33 partecipanti totali, nonostante la pioggia e il freddo, danno ragione ad un team organizzatore che sta diventando sempre più

preparato ed efficiente.
La gara si è svolta regolarmente anche grazie a un team di soccorso che ha prontamente risolto i pochi "incidenti" di percorso.

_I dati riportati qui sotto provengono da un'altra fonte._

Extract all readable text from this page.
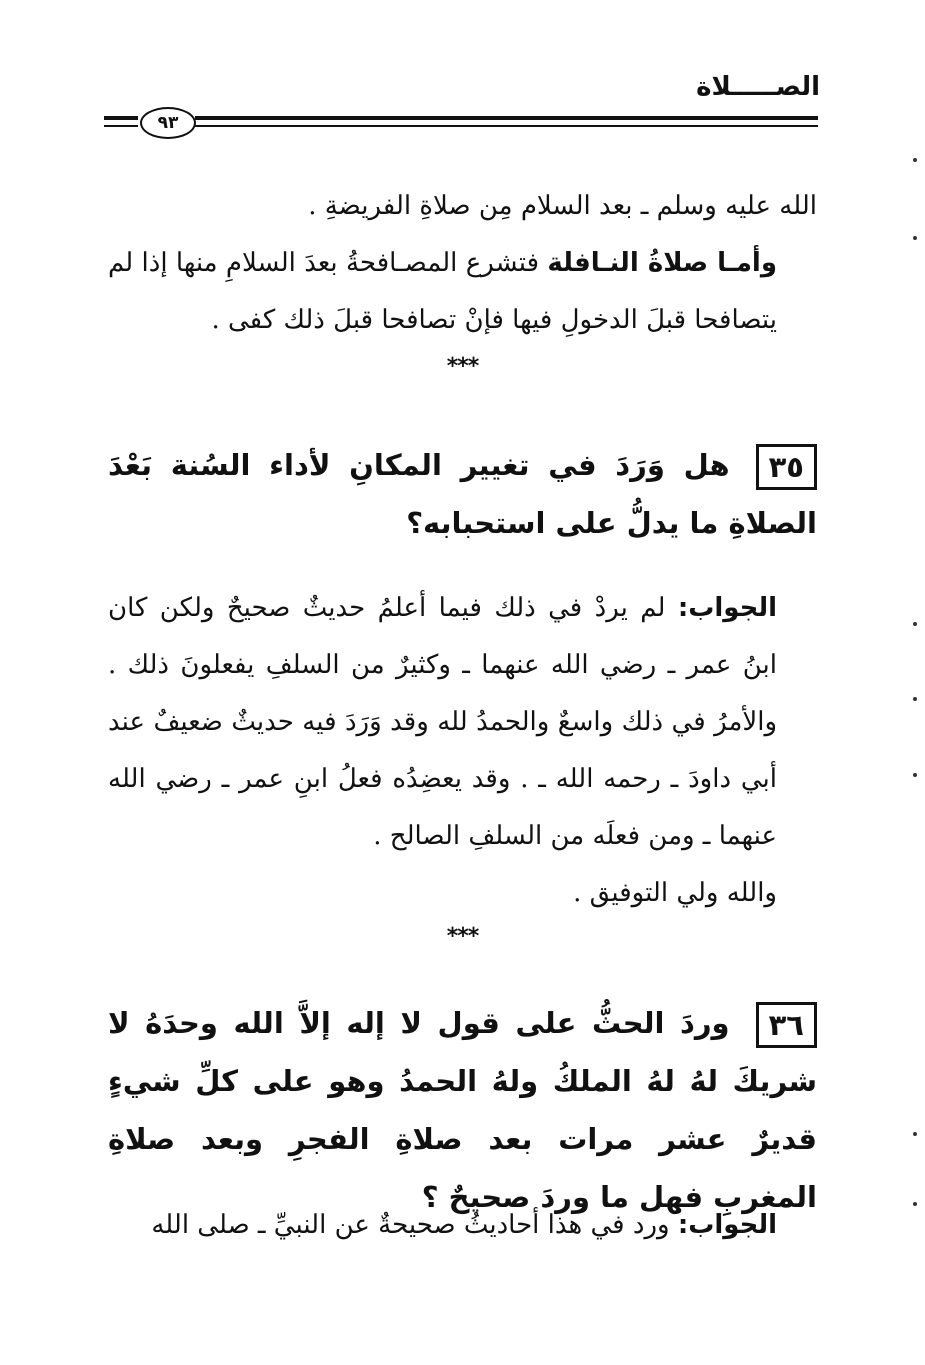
الصـــــلاة
٩٣
الله عليه وسلم ـ بعد السلام مِن صلاةِ الفريضةِ .
وأمـا صلاةُ النـافلة فتشرع المصـافحةُ بعدَ السلامِ منها إذا لم يتصافحا قبلَ الدخولِ فيها فإنْ تصافحا قبلَ ذلك كفى .
***
٣٥هل وَرَدَ في تغيير المكانِ لأداء السُنة بَعْدَ الصلاةِ ما يدلُّ على استحبابه؟
الجواب: لم يردْ في ذلك فيما أعلمُ حديثٌ صحيحٌ ولكن كان ابنُ عمر ـ رضي الله عنهما ـ وكثيرٌ من السلفِ يفعلونَ ذلك . والأمرُ في ذلك واسعٌ والحمدُ لله وقد وَرَدَ فيه حديثٌ ضعيفٌ عند أبي داودَ ـ رحمه الله ـ . وقد يعضِدُه فعلُ ابنِ عمر ـ رضي الله عنهما ـ ومن فعلَه من السلفِ الصالح .
والله ولي التوفيق .
***
٣٦وردَ الحثُّ على قول لا إله إلاَّ الله وحدَهُ لا شريكَ لهُ لهُ الملكُ ولهُ الحمدُ وهو على كلِّ شيءٍ قديرٌ عشر مرات بعد صلاةِ الفجرِ وبعد صلاةِ المغربِ فهل ما وردَ صحيحٌ ؟
الجواب: ورد في هذا أحاديثُ صحيحةٌ عن النبيِّ ـ صلى الله
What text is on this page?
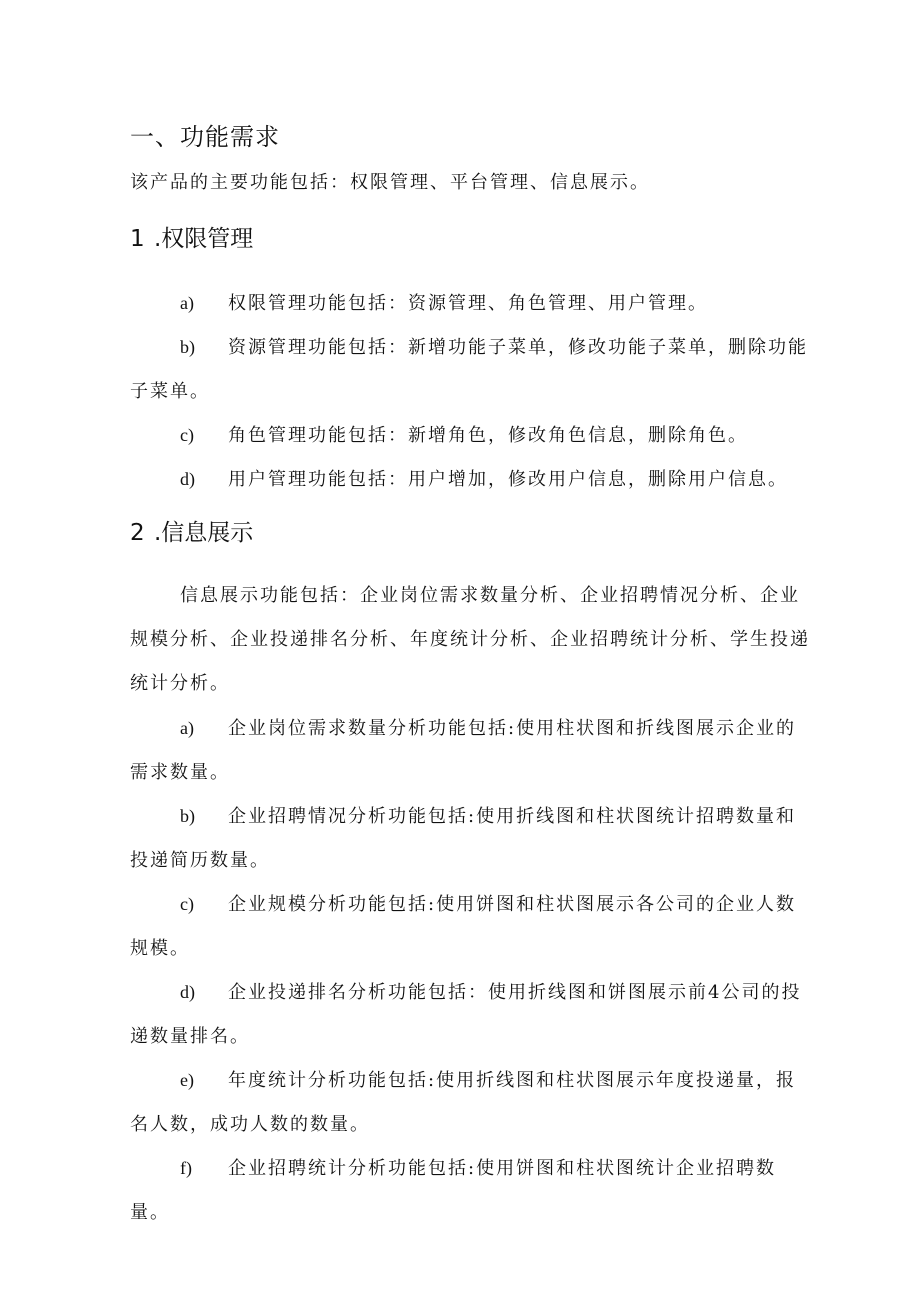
一、功能需求
该产品的主要功能包括：权限管理、平台管理、信息展示。
1 .权限管理
a) 权限管理功能包括：资源管理、角色管理、用户管理。
b) 资源管理功能包括：新增功能子菜单，修改功能子菜单，删除功能子菜单。
c) 角色管理功能包括：新增角色，修改角色信息，删除角色。
d) 用户管理功能包括：用户增加，修改用户信息，删除用户信息。
2 .信息展示
信息展示功能包括：企业岗位需求数量分析、企业招聘情况分析、企业规模分析、企业投递排名分析、年度统计分析、企业招聘统计分析、学生投递统计分析。
a) 企业岗位需求数量分析功能包括:使用柱状图和折线图展示企业的需求数量。
b) 企业招聘情况分析功能包括:使用折线图和柱状图统计招聘数量和投递简历数量。
c) 企业规模分析功能包括:使用饼图和柱状图展示各公司的企业人数规模。
d) 企业投递排名分析功能包括：使用折线图和饼图展示前4公司的投递数量排名。
e) 年度统计分析功能包括:使用折线图和柱状图展示年度投递量，报名人数，成功人数的数量。
f) 企业招聘统计分析功能包括:使用饼图和柱状图统计企业招聘数量。
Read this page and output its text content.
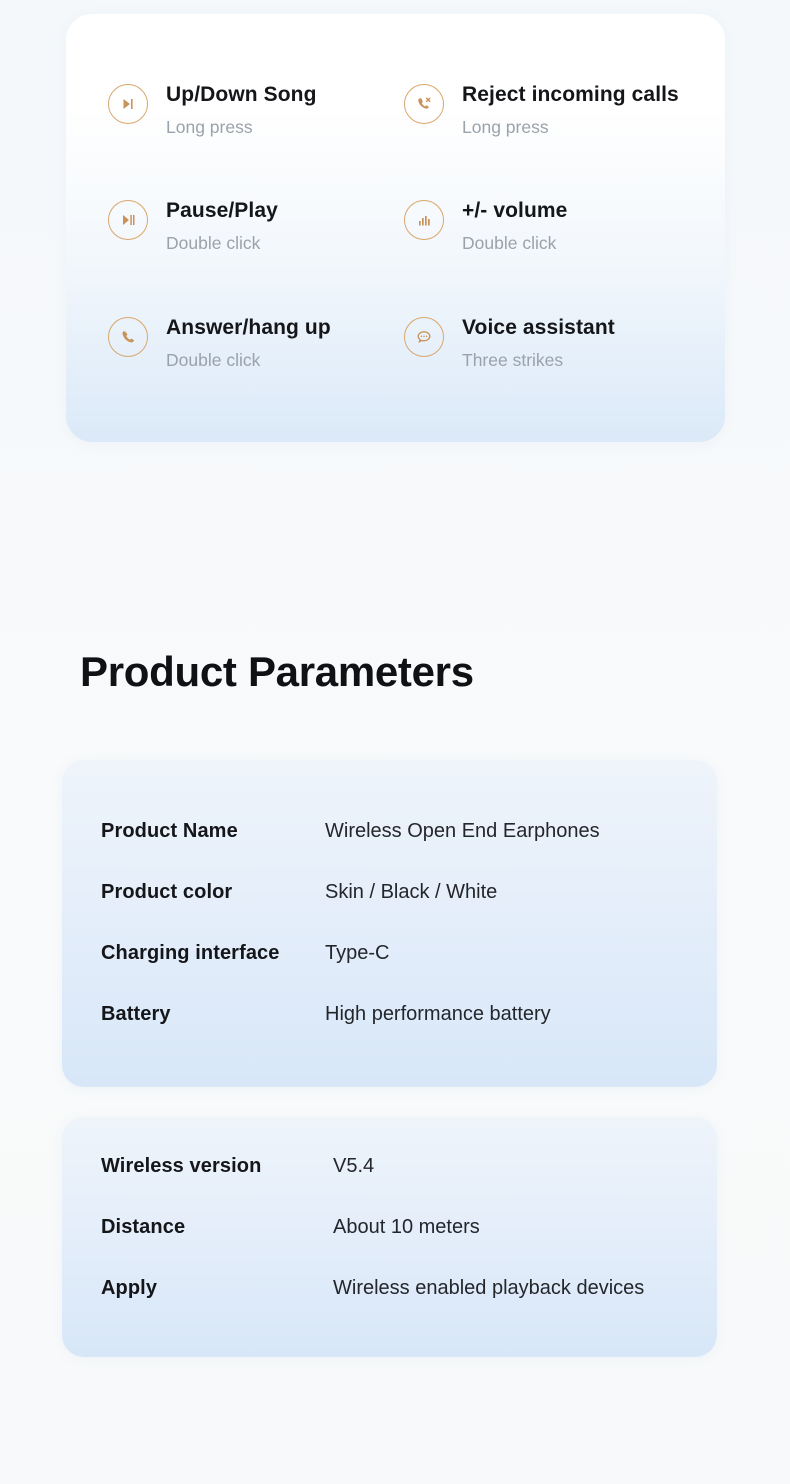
Up/Down Song
Long press
Reject incoming calls
Long press
Pause/Play
Double click
+/- volume
Double click
Answer/hang up
Double click
Voice assistant
Three strikes
Product Parameters
Product Name	Wireless Open End Earphones
Product color	Skin / Black / White
Charging interface	Type-C
Battery	High performance battery
Wireless version	V5.4
Distance	About 10 meters
Apply	Wireless enabled playback devices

Passaggio chiave della gara corta

Classifiche

GARA CORTA
Sintesi classifica per categorie

JUNIOR
1° Hehl Simon - 2.01,90
2° Paracchini Luigi - 2.03,71

SENIOR
1° Klotzner Daniel - 1.44,14
2° Brunetti Filippo - 1.50,30
3° Haller Daniel - 1.51,78

Podio SENIOR gara corta

MASTER A
1° Cecchinelli Walter - 1.50,87
2° Oliveras Fernando - 1.54,85
3° Paglino Nicola - 1.59,16

Podio MASTER A

MASTER B
1° Spigno Stefano - 1.52,40
2° Adolini Mario - 1.54,40
3° Beccaro Frederik - 1.58,89

Podio MASTER B

MASTER C
1° Gamberale Luca - 2.03,75
2° Caramella Beppe - 2.04,95
3° Greco Pierfrancesco - 2.14,33

MASTER D
1° Trichini Maurizio - 2.04,61
2° Billi Roberto - 2.14,43

GARA LUNGA
1° Klotzner Daniel - 5.20,58
2° Haller Daniel - 5.22,52
3° Brunetti Filippo - 5
5° Adolini Mario - 5.52,42
6° Bellotti Stefano - 5.54,80
7° Cecchinelli Walter - 5.55,01
8° Spigno Stefano - 5.55,41
9° Scafidi Andrea - 5.59,56
10° Bifano Demetrio - 6.00,94
11° Castignoli Federico - 6.06,81
12° Beccaro Frederik - 6.09,92
13° Paglino Nicola - 6.12,12
14° Oliveras Fernando - 6.12,59
15° Taurino Federico - 6.20,87

Podio ASSOLUTO gara lunga

Insomma è stato un gran bel weekend, ringrazio tutti i partecipanti, i volontari e il pubblico che ha preso acqua e freddo per assistere. Un ringraziamento particolare ad Angela per le foto della gara.
Vi do appuntamento in Val Sesia per il Val Sesia kayak Meeting che si svolgerà a Campertogno (VC) dal 30 maggio al 3 giugno 2012.